La controverse arienne se ralentit naturellement en Afrique lorsque Bélisaire eut défait les Vandales et rendu cette province à l’Empire (533). Mais, à ce moment-là même, la politique de Justinien mettait à l’ordre du jour une autre question théologique, celle des Trois chapitres. Après bien des résistances et des discussions, le cinquième concile général de 553 et le pape Vigile la résolurent en condamnant la personne et les écrits de Théodore de Mopsueste et certains écrits de Théodoret et d’Ibas. Les Africains, en général, firent échec tant qu’ils le purent à cette condamnation dans laquelle ils croyaient voir une mesure contraire à la tradition et peu respectueuse du concile de Chalcédoinea. C’est ce que soutiennent notamment Fulgence Ferrand, Victor de Tunnunum, dont nous parlerons ci-après, puis l’évêque Facundus d’Hermiane, pamphlétaire vigoureux, dans son ouvrage en douze livres Pour la défense des Trois chapitres, dans son Livre contre Mocianus le scolastique et dans son Épître de foi catholique pour la défense des Trois chapitres, ces deux derniers écrits de l’an 571 environ.

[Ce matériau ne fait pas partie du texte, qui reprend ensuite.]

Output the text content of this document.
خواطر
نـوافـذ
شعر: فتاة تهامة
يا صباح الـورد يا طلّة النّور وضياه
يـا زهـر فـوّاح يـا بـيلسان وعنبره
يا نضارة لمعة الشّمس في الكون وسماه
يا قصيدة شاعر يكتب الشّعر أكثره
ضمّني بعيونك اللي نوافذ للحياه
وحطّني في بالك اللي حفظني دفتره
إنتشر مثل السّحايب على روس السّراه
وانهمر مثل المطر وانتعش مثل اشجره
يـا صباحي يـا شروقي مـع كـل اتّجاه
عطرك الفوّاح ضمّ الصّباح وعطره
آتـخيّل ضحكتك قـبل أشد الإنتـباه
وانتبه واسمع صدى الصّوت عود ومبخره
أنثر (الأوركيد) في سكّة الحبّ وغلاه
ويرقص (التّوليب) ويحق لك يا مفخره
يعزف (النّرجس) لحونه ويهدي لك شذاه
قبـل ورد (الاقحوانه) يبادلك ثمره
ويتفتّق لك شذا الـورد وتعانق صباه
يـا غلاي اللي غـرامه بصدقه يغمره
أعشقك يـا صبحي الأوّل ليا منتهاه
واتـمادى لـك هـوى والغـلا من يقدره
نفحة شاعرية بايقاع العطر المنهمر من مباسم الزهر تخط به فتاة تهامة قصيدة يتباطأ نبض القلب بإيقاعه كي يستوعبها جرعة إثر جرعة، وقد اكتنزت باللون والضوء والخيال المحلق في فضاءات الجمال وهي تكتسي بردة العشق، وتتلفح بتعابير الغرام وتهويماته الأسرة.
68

C’était aussi le sentiment de l’évêque Pontianus (on ignore son siège) dans sa Lettre à Justinien ; de Verecundus évêque de Junca dans la Byzacène († 552), auteur d’Extraits des actes du concile de Chalcédoine, de Neuf livres de commentaires sur les cantiques de l’Ancien Testament, et d’un poème Sur la satisfaction pénitentielle, en deux cent douze hexamètres, et enfin du diacre Libérat de Carthage, qui écrivit, entre 560-566, son Abrégé (Breviariun causae nestorianorum et eutychianorum), une des meilleures sources pour l’histoire du nestorianisme et du monophysisme de 428 à 553.
a – Sur cette attitude des Africains, voir H. Leclercq, L’Afrique chrétienne, Paris, 1904, ii, 258 et suiv.
L’évêque d’Hadrumète, Primasius († avant 567), qui se trouvait à Constantinople en 553, parut, de son côté, partager d’abord le même avis, car il signa le premier Constitutum de Vigile du 14 mai 553 : plus tard cependant il se rallia à la décision du concile. Il n’a d’ailleurs rien écrit sur la question et n’est connu que comme exégète. On a de lui un commentaire sur l’Apocalypse où sont largement cités saint Augustin et le donatiste Tyconius ; et l’on sait qu’il usa de son influence sur Junilius pour l’amener à composer ses Instituta regularia divinae legis. Junilius était un laïque africain d’origine qui remplissait à Constantinople les fonctions de quaestor sacri palatii. Ses Instituta forment une introduction à l’étude de l’Écriture. Il les donne comme une traduction remaniée d’un ouvrage de Paul de Nisibe, mais tout le fond et les conclusions reproduisent en réalité l’enseignement scripturaire de Théodore de Mopsueste. Par sa clarté méthodique, ce petit volume obtint en Occident un succès très vif.
De saint Fulgence on peut rapprocher le diacre Fulgence Ferrand de Carthage, son disciple, peut-être son parent et, pense-t-on aussi, son biographe. Ferrand († avant 547) passait pour un des meilleurs théologiens de l’Afrique. Outre une Vie de saint Fulgence, il a laissé une douzaine de lettres, dont sept sur des matières théologiques, et un Abrégé des canons (Breviatio canonum) dans lequel, sous deux cent trente-deux titres, il donne, d’après les canons des conciles grecs et africains, un résumé de toute la discipline ecclésiastique. Ce travail de Ferrand, le premier de ce genre que l’Afrique ait connu, fut cité et complété plus tard par un certain Cresconius, évêque africain pense-t-on, qui composa, en trois cents articles, une Concorde des canons (Concordia canonum) basée sur les textes de Denys le Petit. Cet ouvrage est sûrement antérieur au viiie siècle, mais on n’en saurait fixer la date d’une façon plus précise.